What are your dreams?
On a personal level it is for my sons to have university educations and careers. I have now graduated and been ordained as a Lutheran pastor. For myself and for the pastors here, it is difficult in this country for a working pastor to live a dignified life without working a second job.
My computer work continues to sustain my family financially. I would like to see that change. I hope to be assigned to a church of my own at some point.
For my country in general, I would like to see equality at all levels.
What motivates or inspires you?
Only Jesus Christ.
What gifts have you been given?
All of them; I just need to put them into practice and center my life around Christ.
The bishop recognizes my strong theological background; I teach and reinforce church doctrine regularly to the group of Lutheran pastors in our country who will be ordained.
How do you encourage others within your church?
With the youth in particular, I tell them getting an education will improve their lives. That is one reason I came along with you today.
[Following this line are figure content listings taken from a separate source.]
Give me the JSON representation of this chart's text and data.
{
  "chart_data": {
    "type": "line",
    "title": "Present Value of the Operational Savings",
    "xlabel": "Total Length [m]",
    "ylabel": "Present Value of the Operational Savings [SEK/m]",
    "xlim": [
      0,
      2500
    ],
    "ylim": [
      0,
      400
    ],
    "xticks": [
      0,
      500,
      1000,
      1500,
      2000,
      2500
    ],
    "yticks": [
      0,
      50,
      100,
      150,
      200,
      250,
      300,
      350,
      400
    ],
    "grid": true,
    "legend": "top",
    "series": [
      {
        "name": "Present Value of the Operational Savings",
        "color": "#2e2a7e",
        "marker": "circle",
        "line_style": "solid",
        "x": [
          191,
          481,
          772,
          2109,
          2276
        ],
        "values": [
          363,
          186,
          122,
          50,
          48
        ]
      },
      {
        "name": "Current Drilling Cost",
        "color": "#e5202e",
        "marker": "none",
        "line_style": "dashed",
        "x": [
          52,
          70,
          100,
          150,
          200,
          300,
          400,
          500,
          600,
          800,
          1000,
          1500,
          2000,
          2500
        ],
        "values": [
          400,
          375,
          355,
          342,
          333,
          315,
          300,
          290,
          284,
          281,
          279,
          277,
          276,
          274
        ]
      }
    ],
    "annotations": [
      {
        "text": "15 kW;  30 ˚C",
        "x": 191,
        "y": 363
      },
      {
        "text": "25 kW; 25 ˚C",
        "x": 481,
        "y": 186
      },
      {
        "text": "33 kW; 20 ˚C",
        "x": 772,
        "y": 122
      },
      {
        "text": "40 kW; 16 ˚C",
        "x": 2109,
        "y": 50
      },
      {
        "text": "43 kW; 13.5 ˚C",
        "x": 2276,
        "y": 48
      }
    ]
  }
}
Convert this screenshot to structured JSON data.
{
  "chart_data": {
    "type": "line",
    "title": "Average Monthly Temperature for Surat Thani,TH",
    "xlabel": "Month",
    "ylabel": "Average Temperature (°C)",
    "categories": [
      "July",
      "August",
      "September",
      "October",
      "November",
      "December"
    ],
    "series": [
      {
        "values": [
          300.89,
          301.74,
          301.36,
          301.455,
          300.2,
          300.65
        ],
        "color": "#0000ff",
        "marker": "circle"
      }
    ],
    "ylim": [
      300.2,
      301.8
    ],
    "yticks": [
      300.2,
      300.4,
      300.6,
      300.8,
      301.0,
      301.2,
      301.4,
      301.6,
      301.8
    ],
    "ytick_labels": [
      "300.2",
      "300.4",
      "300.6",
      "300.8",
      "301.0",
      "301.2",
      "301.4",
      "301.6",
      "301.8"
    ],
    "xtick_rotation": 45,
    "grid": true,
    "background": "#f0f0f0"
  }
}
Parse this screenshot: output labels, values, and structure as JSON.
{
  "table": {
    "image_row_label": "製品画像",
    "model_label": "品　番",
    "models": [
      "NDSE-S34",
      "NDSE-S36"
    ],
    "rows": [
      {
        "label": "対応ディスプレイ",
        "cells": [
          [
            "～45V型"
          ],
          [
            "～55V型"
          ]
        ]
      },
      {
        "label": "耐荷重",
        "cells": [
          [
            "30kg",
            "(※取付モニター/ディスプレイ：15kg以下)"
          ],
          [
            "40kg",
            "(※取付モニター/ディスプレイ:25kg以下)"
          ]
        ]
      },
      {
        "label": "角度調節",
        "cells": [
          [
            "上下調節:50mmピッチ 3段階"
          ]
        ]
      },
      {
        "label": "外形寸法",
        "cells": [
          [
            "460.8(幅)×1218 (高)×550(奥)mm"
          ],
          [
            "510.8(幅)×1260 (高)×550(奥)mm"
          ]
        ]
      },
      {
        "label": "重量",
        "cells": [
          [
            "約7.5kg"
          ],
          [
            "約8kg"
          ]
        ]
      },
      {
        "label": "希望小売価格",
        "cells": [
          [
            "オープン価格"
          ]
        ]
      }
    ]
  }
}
I wanted to learn firsthand about people living in communities like this rural one so that I could see what is happening here and know what their needs are.
Now that you are here, what are your prayers of intercession for these people?
I have several prayers. First, Lord, give these people the help they need to improve their living conditions so they can have a more dignified life. Second, Lord, help the children of these people lead a better life. Last, for the country as a whole, that people who have economic, political, and religious power please stop thinking of yourselves and begin to think of others.
We must be part of our own prayers by putting something of ourselves into our prayers and not leave it all to God.